The court did not evaluate the law on its constitutionality but will allow it to go back into effect while a legal case plays out. Texas lawmakers passed the law, saying social media platforms have an anti-conservative bias.
A federal appeals court on Wednesday reinstated a Republican-backed Texas law that prohibits large social media companies from banning users over their political viewpoints.
The decision hands a win to Republicans who have long criticized social media platforms such as Twitter for what they call anti-conservative bias — disapproval that was amplified when President Donald Trump was banned from Twitter for violating the platform’s rules on inciting violence during the Jan. 6, 2021, riot at the U.S. Capitol.

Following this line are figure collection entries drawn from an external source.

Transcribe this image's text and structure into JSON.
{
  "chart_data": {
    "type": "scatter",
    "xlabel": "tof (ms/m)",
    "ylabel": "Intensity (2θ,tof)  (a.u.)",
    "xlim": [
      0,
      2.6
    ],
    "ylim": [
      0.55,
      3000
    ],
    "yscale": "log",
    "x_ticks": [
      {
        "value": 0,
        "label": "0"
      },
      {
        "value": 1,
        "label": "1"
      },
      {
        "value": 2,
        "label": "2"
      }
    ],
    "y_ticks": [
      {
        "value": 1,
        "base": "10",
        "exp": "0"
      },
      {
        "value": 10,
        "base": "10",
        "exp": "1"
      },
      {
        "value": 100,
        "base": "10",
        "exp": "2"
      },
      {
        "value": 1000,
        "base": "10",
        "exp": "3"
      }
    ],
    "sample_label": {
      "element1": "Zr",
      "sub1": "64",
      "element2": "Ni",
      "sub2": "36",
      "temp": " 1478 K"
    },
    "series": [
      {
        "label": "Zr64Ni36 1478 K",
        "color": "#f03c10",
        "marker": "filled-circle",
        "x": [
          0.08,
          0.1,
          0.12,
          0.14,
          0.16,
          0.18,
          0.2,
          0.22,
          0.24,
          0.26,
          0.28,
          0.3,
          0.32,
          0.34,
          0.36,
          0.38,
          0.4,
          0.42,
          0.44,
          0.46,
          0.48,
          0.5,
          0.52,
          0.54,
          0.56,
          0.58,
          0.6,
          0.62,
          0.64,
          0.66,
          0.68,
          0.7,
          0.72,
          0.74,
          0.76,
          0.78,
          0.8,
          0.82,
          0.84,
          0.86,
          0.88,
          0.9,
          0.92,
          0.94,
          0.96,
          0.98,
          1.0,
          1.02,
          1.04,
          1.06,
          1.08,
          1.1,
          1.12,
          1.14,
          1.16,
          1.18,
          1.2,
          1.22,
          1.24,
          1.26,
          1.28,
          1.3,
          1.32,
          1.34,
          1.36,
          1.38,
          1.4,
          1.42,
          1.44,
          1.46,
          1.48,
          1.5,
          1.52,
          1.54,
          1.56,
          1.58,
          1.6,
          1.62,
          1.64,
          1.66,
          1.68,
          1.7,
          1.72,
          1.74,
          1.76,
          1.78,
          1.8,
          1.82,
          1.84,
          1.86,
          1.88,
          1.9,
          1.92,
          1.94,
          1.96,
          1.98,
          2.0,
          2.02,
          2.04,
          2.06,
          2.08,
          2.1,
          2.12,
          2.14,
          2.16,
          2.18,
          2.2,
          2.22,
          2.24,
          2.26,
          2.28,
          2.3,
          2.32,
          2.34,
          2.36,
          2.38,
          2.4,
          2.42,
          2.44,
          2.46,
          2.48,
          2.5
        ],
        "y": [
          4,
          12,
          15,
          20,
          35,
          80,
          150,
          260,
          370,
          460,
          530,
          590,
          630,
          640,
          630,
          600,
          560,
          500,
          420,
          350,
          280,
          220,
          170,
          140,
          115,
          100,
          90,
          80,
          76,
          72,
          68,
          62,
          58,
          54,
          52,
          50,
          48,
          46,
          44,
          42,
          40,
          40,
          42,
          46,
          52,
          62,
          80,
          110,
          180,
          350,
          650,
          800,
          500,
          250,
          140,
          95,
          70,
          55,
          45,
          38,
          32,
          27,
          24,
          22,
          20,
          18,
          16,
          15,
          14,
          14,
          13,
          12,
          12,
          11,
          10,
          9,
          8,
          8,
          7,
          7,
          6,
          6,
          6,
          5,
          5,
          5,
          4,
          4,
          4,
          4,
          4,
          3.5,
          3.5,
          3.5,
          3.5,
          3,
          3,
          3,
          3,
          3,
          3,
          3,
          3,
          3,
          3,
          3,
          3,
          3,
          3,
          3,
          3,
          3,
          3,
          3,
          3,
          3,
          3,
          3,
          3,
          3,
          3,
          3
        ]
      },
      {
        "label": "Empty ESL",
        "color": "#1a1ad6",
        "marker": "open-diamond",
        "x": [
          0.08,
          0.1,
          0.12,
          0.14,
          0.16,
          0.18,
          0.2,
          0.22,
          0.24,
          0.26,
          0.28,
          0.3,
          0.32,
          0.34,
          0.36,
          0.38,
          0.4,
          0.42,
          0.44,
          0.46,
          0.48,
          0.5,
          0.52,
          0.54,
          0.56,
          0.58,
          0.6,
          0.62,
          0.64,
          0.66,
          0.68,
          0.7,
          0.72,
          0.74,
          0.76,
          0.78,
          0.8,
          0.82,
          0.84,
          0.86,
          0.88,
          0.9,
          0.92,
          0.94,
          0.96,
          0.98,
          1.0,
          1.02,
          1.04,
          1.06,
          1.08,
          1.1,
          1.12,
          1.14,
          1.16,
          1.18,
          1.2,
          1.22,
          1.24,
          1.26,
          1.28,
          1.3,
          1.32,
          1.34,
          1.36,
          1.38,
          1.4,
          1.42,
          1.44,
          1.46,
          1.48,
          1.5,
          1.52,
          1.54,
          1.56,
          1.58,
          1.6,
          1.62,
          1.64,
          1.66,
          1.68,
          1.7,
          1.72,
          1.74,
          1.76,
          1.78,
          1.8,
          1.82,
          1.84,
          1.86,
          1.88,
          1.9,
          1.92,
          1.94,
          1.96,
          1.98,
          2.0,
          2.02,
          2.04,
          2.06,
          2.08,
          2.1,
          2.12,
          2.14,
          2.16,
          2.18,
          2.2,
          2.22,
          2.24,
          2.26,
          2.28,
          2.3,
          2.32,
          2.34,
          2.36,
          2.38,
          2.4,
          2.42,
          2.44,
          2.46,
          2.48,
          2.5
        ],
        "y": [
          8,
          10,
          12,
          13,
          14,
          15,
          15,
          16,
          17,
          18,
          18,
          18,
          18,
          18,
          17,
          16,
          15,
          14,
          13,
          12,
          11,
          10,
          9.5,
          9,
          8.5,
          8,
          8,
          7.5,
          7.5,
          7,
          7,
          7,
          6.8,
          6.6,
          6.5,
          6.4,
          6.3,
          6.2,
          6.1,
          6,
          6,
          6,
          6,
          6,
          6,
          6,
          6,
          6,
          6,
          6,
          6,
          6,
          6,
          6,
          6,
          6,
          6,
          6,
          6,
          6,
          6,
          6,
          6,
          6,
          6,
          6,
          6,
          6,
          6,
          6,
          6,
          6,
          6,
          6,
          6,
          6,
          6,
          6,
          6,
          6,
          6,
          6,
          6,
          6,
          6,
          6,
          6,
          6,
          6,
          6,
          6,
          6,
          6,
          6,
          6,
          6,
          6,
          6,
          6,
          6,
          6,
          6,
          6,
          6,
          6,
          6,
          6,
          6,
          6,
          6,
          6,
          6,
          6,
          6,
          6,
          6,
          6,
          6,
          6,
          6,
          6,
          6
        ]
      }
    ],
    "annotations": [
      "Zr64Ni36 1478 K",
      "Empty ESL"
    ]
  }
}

The order did not evaluate the law on its constitutionality but instead allows the law to go back into effect while the case proceeds in district court, according to a statement from one of the plaintiff groups. The ruling came from a three-judge panel on the 5th U.S. Circuit Court of Appeals — which is often considered the most conservative appeals court in the country — and was not accompanied by a written opinion explaining the decision at the time of publication.
Two large industry trade groups that represent companies such as Google and Twitter sued to block the law last fall.
In December, a federal district court judge ruled in favor of the groups and blocked the law while the lawsuit continues, reasoning that the First Amendment protects a company’s right to moderate content and called parts of the law “prohibitively vague.” As a result, Texas Attorney General Ken Paxton appealed the district judge’s decision to the circuit court.